Le coût annuel des loyers versés par la gendarmerie a en effet augmenté de 19 % entre 2019 et 2023, passant de 497 millions d’euros à 590 millions d’euros. Le montant des loyers pour l’année 2023 représente 64 % des crédits de paiement soit près des deux tiers de l'ensemble du budget immobilier de la gendarmerie nationale.
Au final, « les marges de manœuvre dont dispose le responsable de programme pour investir dans l’extension du parc domanial » sont considérablement réduites malgré le fait que « le durcissement des contraintes opérationnelles de la gendarmerie induit des investissements immobiliers en dépit du risque d’impasse de financement ».
Pour sortir de cette impasse, Bruno Belin recommande de « mobiliser des modes de financement innovants et en particulier de recourir au marché de partenariat pour les projets immobiliers structurant de la gendarmerie, dont en priorité les projets sur le plateau de Satory (Yvelines) et à Dijon (Côte-d’Or). » Pour rappel, « les marchés de partenariat constituent un partenariat public-privé (PPP) ayant pour objet de déléguer à un partenaire privé la construction d'un bâtiment et de le prendre en location pendant une longue période à l'issue de laquelle le bâtiment revient dans le patrimoine de l'État. »
Enfin, pour assurer les investissements locatifs programmés et indispensables dans le cadre du déploiement des « 200 nouvelles brigades » prévu par la loi d'orientation et de programmation du ministère de l'intérieur (LOPMI) du 24 janvier 2023, le rapporteur spécial recommande une révision « des coûts-plafonds applicables aux loyers versés par la gendarmerie nationale aux collectivités territoriales et aux organismes HLM. » Un groupe de travail constitué en 2019 par le gouvernement s’était prononcé en faveur d'un rééquilibrage des conditions financières d'investissement immobilier pour la gendarmerie au profit des collectivités et des organismes HLM (lire Maire info du 21 février 2023).
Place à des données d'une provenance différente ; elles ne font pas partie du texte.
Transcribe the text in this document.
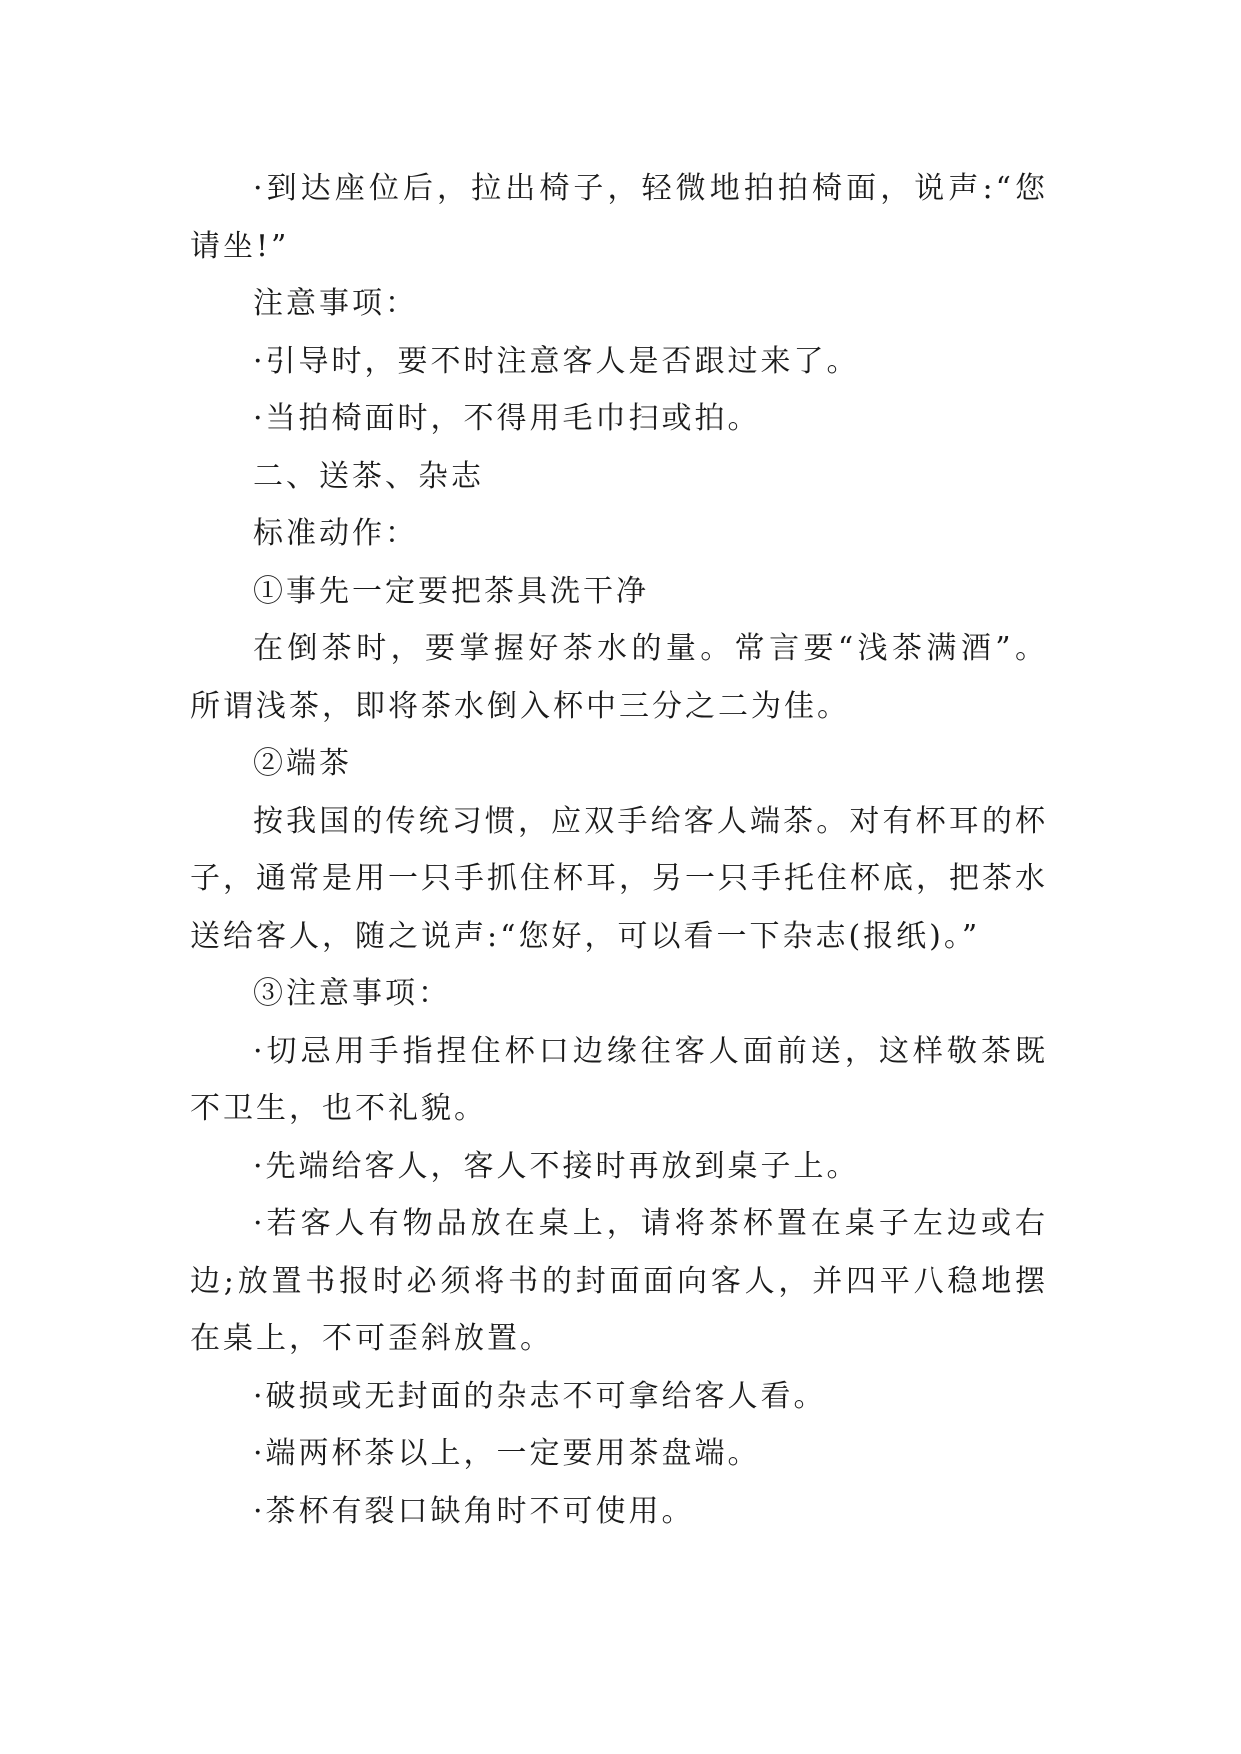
·到达座位后，拉出椅子，轻微地拍拍椅面，说声:“您请坐!”

注意事项：

·引导时，要不时注意客人是否跟过来了。

·当拍椅面时，不得用毛巾扫或拍。

二、送茶、杂志

标准动作：

①事先一定要把茶具洗干净

在倒茶时，要掌握好茶水的量。常言要“浅茶满酒”。所谓浅茶，即将茶水倒入杯中三分之二为佳。

②端茶

按我国的传统习惯，应双手给客人端茶。对有杯耳的杯子，通常是用一只手抓住杯耳，另一只手托住杯底，把茶水送给客人，随之说声:“您好，可以看一下杂志(报纸)。”

③注意事项：

·切忌用手指捏住杯口边缘往客人面前送，这样敬茶既不卫生，也不礼貌。

·先端给客人，客人不接时再放到桌子上。

·若客人有物品放在桌上，请将茶杯置在桌子左边或右边;放置书报时必须将书的封面面向客人，并四平八稳地摆在桌上，不可歪斜放置。

·破损或无封面的杂志不可拿给客人看。

·端两杯茶以上，一定要用茶盘端。

·茶杯有裂口缺角时不可使用。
Le Sénat recommande de faire aboutir rapidement ces travaux.
Le rapport recommande également « la mise en place d'une expérimentation, sur un territoire et pour une période limitée, du modèle de « gestionnaire immobilier indépendant » à l'échelle du ministère de l'Intérieur, en incluant les forces de sécurité intérieure et donc l'immobilier de la gendarmerie nationale » . Cette dernière constituerait un premier pas vers une réforme de la politique immobilière de l'État.